Thelma

Thelma

2017

Norvège / France / Danemark / Suède

1h56

de Joachim Trier.

avec Eili Harboe (Thelma), Okay Kaya (Anja), Ellen Dorrit Petersen (Unni), Henrik Rafaelsen (Trond), Ludvig Algeback (le petit frère), Isabel Christine Andreasen (L'étudiante), Camilla Belsvik (Infirmière), Lars Berge (Secouriste), Vanessa Borgli (Vilde, la mère d'Anja), Sigve Bøe (L'homme en dehors de la voiture)...


Thelma, une jeune et timide étudiante, vient de quitter la maison de ses très dévots parents, située sur la côte ouest de Norvège, pour aller étudier dans une université d'Oslo. Là, elle se sent irrésistiblement et secrètement attirée par la très belle Anja. Tout semble se passer plutôt bien mais elle fait un jour à la bibliothèque une crise d'épilepsie d'une violence inouïe.
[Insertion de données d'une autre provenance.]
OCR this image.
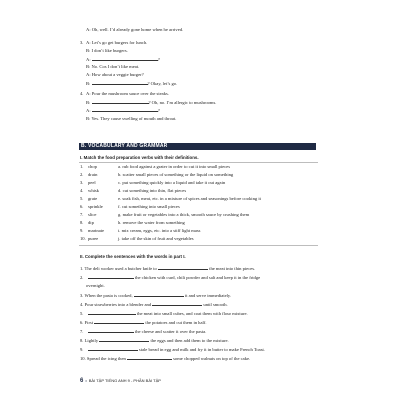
A: Oh, well. I’d already gone home when he arrived.
3. A: Let’s go get burgers for lunch.
B: I don’t like burgers.
A:	?
B: No. Cos I don’t like meat.
A: How about a veggie burger?
B:	? Okay, let’s go.
4. A: Pour the mushroom sauce over the steaks.
B:	? Oh, no. I’m allergic to mushrooms.
A:	?
B: Yes. They cause swelling of mouth and throat.
B. VOCABULARY AND GRAMMAR
I. Match the food preparation verbs with their definitions.
1. chop	a. rub food against a grater in order to cut it into small pieces
2. drain	b. scatter small pieces of something or the liquid on something
3. peel	c. put something quickly into a liquid and take it out again
4. whisk	d. cut something into thin, flat pieces
5. grate	e. soak fish, meat, etc. in a mixture of spices and seasonings before cooking it
6. sprinkle	f. cut something into small pieces
7. slice	g. make fruit or vegetables into a thick, smooth sauce by crushing them
8. dip	h. remove the water from something
9. marinate	i. mix cream, eggs, etc. into a stiff light mass
10. puree	j. take off the skin of fruit and vegetables
II. Complete the sentences with the words in part I.
1. The deli worker used a butcher knife to	the meat into thin pieces.
2.	the chicken with curd, chili powder and salt and keep it in the fridge
overnight.
3. When the pasta is cooked,	it and serve immediately.
4. Pour strawberries into a blender and	until smooth.
5.	the meat into small cubes, and coat them with flour mixture.
6. First	the potatoes and cut them in half.
7.	the cheese and scatter it over the pasta.
8. Lightly	the eggs and then add them to the mixture.
9.	stale bread in egg and milk and fry it in butter to make French Toast.
10. Spread the icing then	some chopped walnuts on top of the cake.
6 • BÀI TẬP TIẾNG ANH 9 - PHẦN BÀI TẬP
Peu à peu, Thelma se sent submergée par l'intensité de ses sentiments pour Anja, qu'elle n'ose avouer - pas même à elle-même, et devient la proie de crises de plus en plus fréquentes et paroxystiques. Il devient bientôt évident que ces attaques sont en réalité le symptôme de facultés surnaturelles et dangereuses. Thelma se retrouve alors confrontée à son passé, lourd des tragiques implications de ces pouvoirs... 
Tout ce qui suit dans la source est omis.